James Stack, editor of InvesTech Research, who predicted the 1987 stock market crash before it happened, makes some connections between then and now.

A week and a half ago we celebrated the] 20-year anniversary of Black Monday, or the Crash of 1987. What appears as a small "blip" at 2,700 on the Dow Jones Industrial Average on a historical wall chart was, at the time, easily one of the most traumatic investment events in over 50 years.

Here are a few things I distinctly remember about the 1987 Crash and the days immediately preceding it:

1. By late August, when the stock market peaked, numerous warning flags were already flying. The bellwether Dow Jones Utility Average had been declining since February, breadth was negatively diverging, and interest rates were rising. Yet all this was invisible to Wall Street, which was focused only on rosy corporate earnings.

2. September was a volatile tug of war between bulls and bears, with big one-day moves in both directions-the biggest being a 3.0% one-day jump (equivalent to a 420 point Dow gain today).

3. Two weeks before Black Monday, bears took decisive control with declining stocks outnumbering advancing stocks in nine out of ten sessions. Yet reassurances were coming from everywhere that "this was just a healthy correction."

4. Black Monday itself was basically a numbing event for most investors. You couldn't get through to your broker, because the phone lines were completely clogged. And even for the minority who could get through, their broker couldn't give any quotes or execute trades because there were no buyers.

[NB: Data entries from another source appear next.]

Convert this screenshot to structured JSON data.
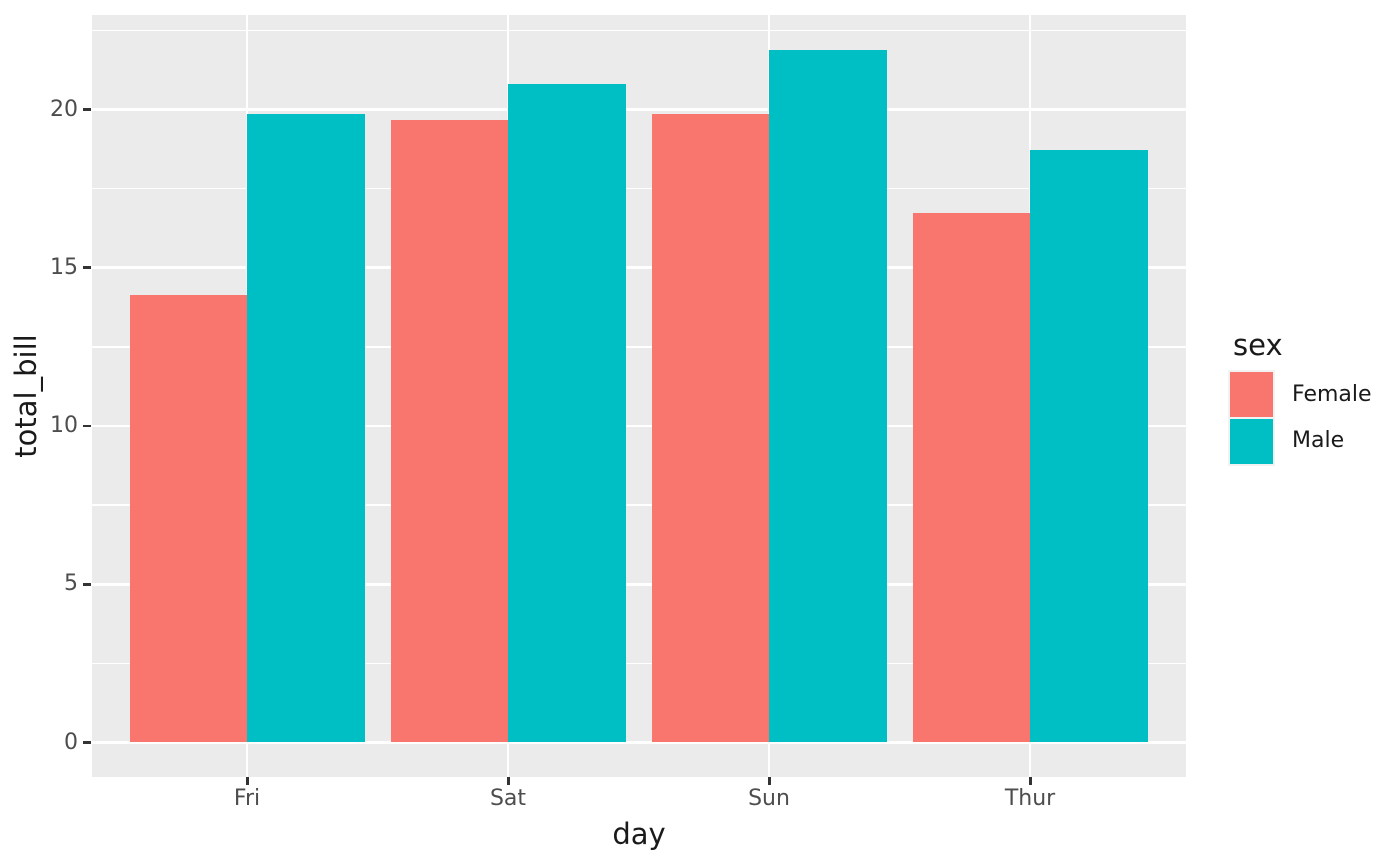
{
  "chart_data": {
    "type": "bar",
    "title": "",
    "xlabel": "day",
    "ylabel": "total_bill",
    "legend_title": "sex",
    "legend_position": "right",
    "grid": true,
    "categories": [
      "Fri",
      "Sat",
      "Sun",
      "Thur"
    ],
    "series": [
      {
        "name": "Female",
        "color": "#F8766D",
        "values": [
          14.15,
          19.68,
          19.87,
          16.72
        ]
      },
      {
        "name": "Male",
        "color": "#00BFC4",
        "values": [
          19.86,
          20.8,
          21.89,
          18.71
        ]
      }
    ],
    "ylim": [
      0,
      23
    ],
    "yticks": [
      0,
      5,
      10,
      15,
      20
    ],
    "ytick_labels": [
      "0",
      "5",
      "10",
      "15",
      "20"
    ],
    "yminor_ticks": [
      2.5,
      7.5,
      12.5,
      17.5,
      22.5
    ],
    "panel_bg": "#EBEBEB",
    "grid_color": "#FFFFFF",
    "tick_text_color": "#4D4D4D",
    "title_text_color": "#1A1A1A"
  }
}
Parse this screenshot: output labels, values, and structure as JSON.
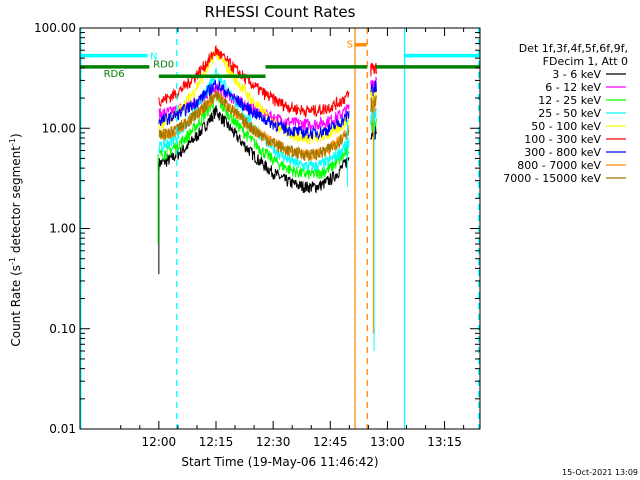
{
  "chart_data": {
    "type": "line",
    "title": "RHESSI Count Rates",
    "xlabel": "Start Time (19-May-06 11:46:42)",
    "ylabel_main": "Count Rate (s",
    "ylabel_sup": "-1",
    "ylabel_rest": " detector segment",
    "ylabel_end": ")",
    "ylim": [
      0.01,
      100
    ],
    "yscale": "log",
    "xlim_min": [
      -20.7,
      84.3
    ],
    "x_ticks": [
      {
        "min": 0,
        "label": "12:00"
      },
      {
        "min": 15,
        "label": "12:15"
      },
      {
        "min": 30,
        "label": "12:30"
      },
      {
        "min": 45,
        "label": "12:45"
      },
      {
        "min": 60,
        "label": "13:00"
      },
      {
        "min": 75,
        "label": "13:15"
      }
    ],
    "y_ticks": [
      {
        "value": 100,
        "label": "100.00"
      },
      {
        "value": 10,
        "label": "10.00"
      },
      {
        "value": 1,
        "label": "1.00"
      },
      {
        "value": 0.1,
        "label": "0.10"
      },
      {
        "value": 0.01,
        "label": "0.01"
      }
    ],
    "legend_header": [
      "Det 1f,3f,4f,5f,6f,9f,",
      "FDecim 1, Att 0"
    ],
    "series": [
      {
        "name": "3 - 6 keV",
        "color": "#000000",
        "peak": 15,
        "base": 2.6,
        "pre": 4.5
      },
      {
        "name": "6 - 12 keV",
        "color": "#ff00ff",
        "peak": 25,
        "base": 11,
        "pre": 14
      },
      {
        "name": "12 - 25 keV",
        "color": "#00ff00",
        "peak": 20,
        "base": 3.5,
        "pre": 5.5
      },
      {
        "name": "25 - 50 keV",
        "color": "#00ffff",
        "peak": 37,
        "base": 4.2,
        "pre": 6.5
      },
      {
        "name": "50 - 100 keV",
        "color": "#ffff00",
        "peak": 58,
        "base": 8,
        "pre": 11
      },
      {
        "name": "100 - 300 keV",
        "color": "#ff0000",
        "peak": 60,
        "base": 15,
        "pre": 19
      },
      {
        "name": "300 - 800 keV",
        "color": "#0000ff",
        "peak": 28,
        "base": 9,
        "pre": 12
      },
      {
        "name": "800 - 7000 keV",
        "color": "#ff8c00",
        "peak": 22,
        "base": 5.5,
        "pre": 8.5
      },
      {
        "name": "7000 - 15000 keV",
        "color": "#a07800",
        "peak": 22,
        "base": 5.5,
        "pre": 8.5
      }
    ],
    "flag_labels": {
      "n": "N",
      "rd0": "RD0",
      "rd6": "RD6",
      "s": "S"
    },
    "flag_bars": [
      {
        "name": "saa-bar-1",
        "color": "#00ffff",
        "x0": -20.7,
        "x1": -3,
        "y": 53
      },
      {
        "name": "saa-bar-2",
        "color": "#00ffff",
        "x0": 64.5,
        "x1": 84.3,
        "y": 53
      },
      {
        "name": "rd0-bar-1",
        "color": "#008000",
        "x0": -20.7,
        "x1": -2.5,
        "y": 41
      },
      {
        "name": "rd0-bar-2",
        "color": "#008000",
        "x0": 28,
        "x1": 54.7,
        "y": 41
      },
      {
        "name": "rd0-bar-3",
        "color": "#008000",
        "x0": 57,
        "x1": 84.3,
        "y": 41
      },
      {
        "name": "rd6-bar",
        "color": "#008000",
        "x0": 0,
        "x1": 28,
        "y": 33
      },
      {
        "name": "s-bar",
        "color": "#ff8c00",
        "x0": 51.5,
        "x1": 54.5,
        "y": 68
      }
    ],
    "vlines": [
      {
        "name": "vline-left-solid",
        "color": "#00ffff",
        "x": -20.5,
        "dash": false
      },
      {
        "name": "vline-left-dash",
        "color": "#00ffff",
        "x": 4.7,
        "dash": true
      },
      {
        "name": "vline-orange-solid",
        "color": "#ff8c00",
        "x": 51.5,
        "dash": false
      },
      {
        "name": "vline-orange-dash",
        "color": "#ff8c00",
        "x": 54.7,
        "dash": true
      },
      {
        "name": "vline-right-solid",
        "color": "#00ffff",
        "x": 64.5,
        "dash": false
      },
      {
        "name": "vline-right-dash",
        "color": "#00ffff",
        "x": 84,
        "dash": true
      }
    ]
  },
  "footer": {
    "timestamp": "15-Oct-2021 13:09"
  }
}
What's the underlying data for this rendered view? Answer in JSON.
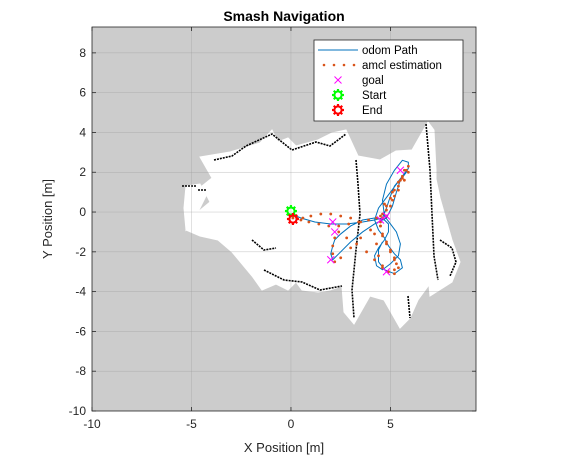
{
  "chart_data": {
    "type": "line",
    "title": "Smash Navigation",
    "xlabel": "X Position [m]",
    "ylabel": "Y Position [m]",
    "xlim": [
      -10,
      9.3
    ],
    "ylim": [
      -10,
      9.3
    ],
    "xticks": [
      -10,
      -5,
      0,
      5
    ],
    "yticks": [
      -10,
      -8,
      -6,
      -4,
      -2,
      0,
      2,
      4,
      6,
      8
    ],
    "grid": true,
    "legend_position": "top-right",
    "background_color": "#cccccc",
    "map_free_color": "#ffffff",
    "map_wall_color": "#000000",
    "legend": [
      {
        "label": "odom Path",
        "style": "line",
        "color": "#0072bd"
      },
      {
        "label": "amcl estimation",
        "style": "dots",
        "color": "#d95319"
      },
      {
        "label": "goal",
        "style": "x",
        "color": "#ff00ff"
      },
      {
        "label": "Start",
        "style": "gear",
        "color": "#00ff00"
      },
      {
        "label": "End",
        "style": "gear",
        "color": "#ff0000"
      }
    ],
    "series": [
      {
        "name": "odom Path",
        "x": [
          0,
          0.5,
          1.2,
          2.0,
          2.8,
          3.6,
          4.2,
          4.6,
          4.8,
          5.0,
          5.2,
          5.6,
          5.9,
          5.9,
          5.6,
          5.2,
          4.8,
          4.6,
          4.7,
          5.0,
          5.3,
          5.5,
          5.4,
          5.0,
          4.6,
          4.3,
          4.2,
          4.4,
          4.7,
          4.9,
          4.9,
          4.7,
          4.2,
          3.6,
          3.0,
          2.5,
          2.2,
          2.1,
          2.0,
          2.1,
          2.4,
          3.0,
          3.6,
          4.2,
          4.8,
          5.1,
          5.3,
          5.5,
          5.8,
          5.9,
          5.6,
          5.0,
          4.4,
          4.2,
          4.4,
          4.7,
          4.9,
          5.2,
          5.5,
          5.6,
          5.2,
          4.7,
          4.4,
          4.4,
          4.6
        ],
        "y": [
          -0.1,
          -0.3,
          -0.5,
          -0.6,
          -0.6,
          -0.5,
          -0.4,
          -0.3,
          0.2,
          0.8,
          1.3,
          1.8,
          2.2,
          2.5,
          2.6,
          2.1,
          1.4,
          0.6,
          -0.2,
          -0.6,
          -1.0,
          -1.6,
          -2.2,
          -2.6,
          -2.9,
          -2.7,
          -2.2,
          -1.8,
          -1.4,
          -1.0,
          -0.6,
          -0.4,
          -0.3,
          -0.4,
          -0.7,
          -1.1,
          -1.4,
          -1.7,
          -2.1,
          -2.4,
          -2.1,
          -1.5,
          -1.0,
          -0.6,
          -0.3,
          0.3,
          1.0,
          1.6,
          2.0,
          2.2,
          1.8,
          1.0,
          0.2,
          -0.4,
          -0.9,
          -1.3,
          -1.7,
          -2.1,
          -2.4,
          -2.8,
          -3.1,
          -2.9,
          -2.5,
          -1.9,
          -1.5
        ]
      },
      {
        "name": "amcl estimation",
        "x": [
          0.1,
          0.5,
          0.9,
          1.4,
          1.9,
          2.4,
          2.9,
          3.4,
          3.9,
          4.3,
          4.6,
          4.8,
          5.0,
          5.2,
          5.4,
          5.6,
          5.8,
          5.9,
          5.9,
          5.7,
          5.4,
          5.1,
          4.8,
          4.6,
          4.5,
          4.6,
          4.8,
          5.0,
          5.2,
          5.3,
          5.2,
          4.9,
          4.6,
          4.2,
          3.8,
          3.3,
          2.8,
          2.4,
          2.2,
          2.1,
          2.1,
          2.2,
          2.5,
          3.0,
          3.5,
          4.0,
          4.5,
          4.8,
          5.0,
          5.2,
          5.4,
          5.6,
          5.7,
          5.5,
          5.1,
          4.7,
          4.5,
          4.5,
          4.6,
          4.8,
          5.0,
          5.2,
          5.4,
          5.2,
          4.9,
          4.6,
          4.4,
          4.3,
          4.2,
          3.5,
          3.0,
          2.5,
          2.0,
          1.5,
          1.0,
          0.6,
          0.3,
          0.1
        ],
        "y": [
          -0.2,
          -0.4,
          -0.5,
          -0.6,
          -0.7,
          -0.7,
          -0.6,
          -0.5,
          -0.4,
          -0.3,
          -0.1,
          0.3,
          0.7,
          1.1,
          1.5,
          1.8,
          2.1,
          2.3,
          2.0,
          1.6,
          1.1,
          0.6,
          0.1,
          -0.3,
          -0.7,
          -1.1,
          -1.5,
          -1.9,
          -2.3,
          -2.6,
          -2.9,
          -3.0,
          -2.8,
          -2.4,
          -2.0,
          -1.6,
          -1.3,
          -1.0,
          -1.3,
          -1.7,
          -2.1,
          -2.5,
          -2.3,
          -1.8,
          -1.3,
          -0.9,
          -0.5,
          -0.2,
          0.3,
          0.8,
          1.3,
          1.7,
          2.1,
          1.6,
          1.0,
          0.4,
          -0.2,
          -0.7,
          -1.2,
          -1.6,
          -2.0,
          -2.4,
          -2.8,
          -3.1,
          -3.0,
          -2.7,
          -2.2,
          -1.6,
          -1.1,
          -0.5,
          -0.3,
          -0.2,
          -0.1,
          -0.1,
          -0.2,
          -0.3,
          -0.3,
          -0.3
        ]
      },
      {
        "name": "goal",
        "x": [
          2.1,
          2.2,
          2.0,
          4.5,
          4.8,
          5.5,
          4.8
        ],
        "y": [
          -0.5,
          -1.0,
          -2.4,
          -0.4,
          -0.2,
          2.1,
          -3.0
        ]
      },
      {
        "name": "Start",
        "x": [
          0.0
        ],
        "y": [
          0.05
        ]
      },
      {
        "name": "End",
        "x": [
          0.1
        ],
        "y": [
          -0.35
        ]
      }
    ]
  }
}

The days immediately following the Crash were preoccupied on laying blame-with most of it going to "program trading" and the twin deficits, instead of the Federal Reserve where fault truly belonged. Miscues by a newly appointed Fed Chairman named Alan Greenspan allowed interest rates to soar in the 90 days leading up to Black Monday as the US dollar fell precipitously.

Above all, the 1987 Crash was a valuable lesson in how unexpected consequences can result when liquidity suddenly disappears. It was ludicrous to think the deficits caused the Crash (just look where they are today!). And computerized program trading didn't trigger the decline, though it did exacerbate the consequences of illiquidity.

We are not naive or foolish enough to say another similar crash couldn't occur again. In fact, we believe the two primary ingredients are already in place that could make liquidity instantly disappear under the right (or wrong) circumstances. These are the hedge funds that dominate daily trading volume today, and the gigantic derivatives market-what Warren Buffet calls "financial weapons of mass destruction."

Fortunately, from our analytical viewpoint, we do not have the catalysts in place for a market crash. But all this does keep us wary of blindly investing with the crowd. In other words, don't rely on seasonality, the election cycle, rosy earnings, or any other single fundamental factor for your safety net. A safety net is only achieved through a carefully planned investment strategy.